We hereby used intense few-cycle pulses in infrared to measure the backward PEMDs with controlled carrier-envelope phases (CEPs). The extremely short duration of the optical pulse allows to extract the single rescattering events of the three highest energies, and the CEP control enables to systematically change the maximum intensity in the focused volume without affecting the other parameters such as spatial distribution of the field intensity. Figure 1 shows the CEP dependent PEMDs with a pulse energy of 210 μJ. Dashed and solid curves represent classical and quantum caustics. The CEP dependent PEMD assures the one-to-one correspondence of the electron momentum at the instance of rescattering and the CEP, which we call the CEP mapping method. From this CEP mapping, we successfully determined the field intensity and the pulse duration to be 2.6 × 1013 W/cm2 and 13.8 fs, respectively. Using these parameters, the observed PEMDs are deconvolved to three PEMDs that correspond to the rescattering events of different intensities within a single optical pulse, as shown in Fig. 2.
Fig. 1. Measured PEMDs as a function of CEP at a pulse energy of 190 μJ. Dashed and solid curves represent classical and quantum causitcs at the intensity of 2.6 × 1013 W/cm2 and pulse duration of 13.8 fs.

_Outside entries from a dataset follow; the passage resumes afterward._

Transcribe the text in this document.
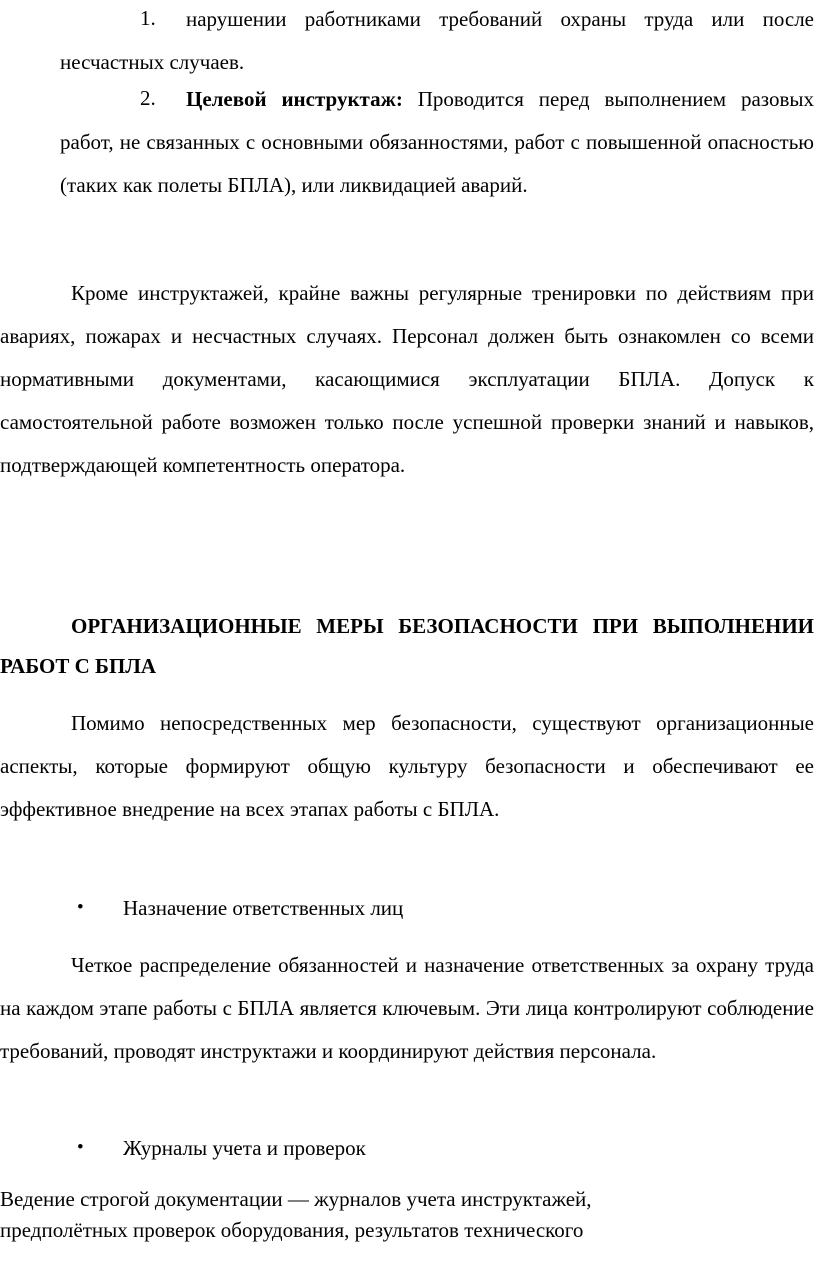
1.	нарушении работниками требований охраны труда или после несчастных случаев.

2.	Целевой инструктаж: Проводится перед выполнением разовых работ, не связанных с основными обязанностями, работ с повышенной опасностью (таких как полеты БПЛА), или ликвидацией аварий.

Кроме инструктажей, крайне важны регулярные тренировки по действиям при авариях, пожарах и несчастных случаях. Персонал должен быть ознакомлен со всеми нормативными документами, касающимися эксплуатации БПЛА. Допуск к самостоятельной работе возможен только после успешной проверки знаний и навыков, подтверждающей компетентность оператора.

ОРГАНИЗАЦИОННЫЕ МЕРЫ БЕЗОПАСНОСТИ ПРИ ВЫПОЛНЕНИИ РАБОТ С БПЛА

Помимо непосредственных мер безопасности, существуют организационные аспекты, которые формируют общую культуру безопасности и обеспечивают ее эффективное внедрение на всех этапах работы с БПЛА.

• Назначение ответственных лиц

Четкое распределение обязанностей и назначение ответственных за охрану труда на каждом этапе работы с БПЛА является ключевым. Эти лица контролируют соблюдение требований, проводят инструктажи и координируют действия персонала.

• Журналы учета и проверок
Ведение строгой документации — журналов учета инструктажей,
предполётных проверок оборудования, результатов технического
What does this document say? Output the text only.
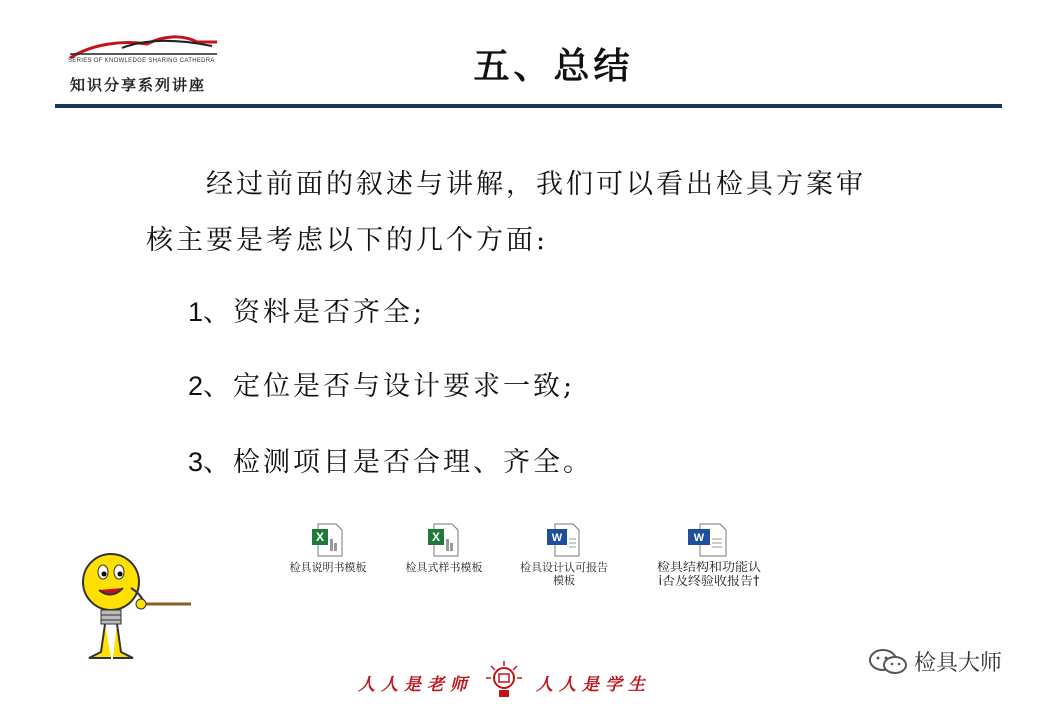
SERIES OF KNOWLEDGE SHARING CATHEDRA
知识分享系列讲座	五、总结
经过前面的叙述与讲解，我们可以看出检具方案审
核主要是考虑以下的几个方面:
1、资料是否齐全;
2、定位是否与设计要求一致;
3、检测项目是否合理、齐全。
X
检具说明书模板
X
检具式样书模板
W
检具设计认可报告
模板
W
检具结构和功能认
i否及终验收报告†
检具大师
人人是老师	人人是学生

Fig. 2. Measured PEMDs at CEP=0 and 0.4π at an estimated intensity of 2.6 × 1013 W/cm2 and a pulse duration of 13.8 fs. The thick red, thin blue, and thin green curves show calculated PEMDs corresponding to a half cycle of the electric field as depicted in the top figures. Thin and thick arrows indicate the classical and quantum caustics, respectively.
The laser parameters, elastic scattering differential cross sections, and tunnel ionization rate of the taget are encoded in PDMDs. Such information can be extracted from the observed PEMDs based on the adiabatic theory. Based on the quantitative agreement of the observed cutoff behavior of PEMDs with the adiabatic theory, elastic scattering cross section as a function of scattering momenta is successfully determined as shown in Fig. 3.
Fig. 3. Extracted DCSs of Xe+ for estimated field amplitudes of 0.02722 (circle) and 0.03028 a. u. (closed triangle) as a function of the rescattering momentum. The black curve represents calculated DCSs.
In summary, we experimentally and theoretically explored the rescattering PEMDs of a Xe atoms near the cutoff using CEP-stable few-cycle pulses [1]. The observed PEMDs are well reproduced by the analytical formula of the adiabatic theory including the quantum shift of the caustics. The results not only demonstrate the fact that the CEP mapping method with the adiabatic rescattering theory allows to extract well-defined elastic scattering, but also opens an opportunity to use rescattering to observe novel electron states such as vortex electrons [2].
References
- [1] T. Mizuno, N. Ishii, T. Kanai, P. Rosenberger, D. Zietlow, M. F. Kling, O. Tolstikhin, T. Morishita, and J. Itatani, Phs. Rev. A 103, 043121 (2021).
- [2] O. I. Tolstikhin and T. Morishita, Phys. Rev. A 99, 063415 (2019).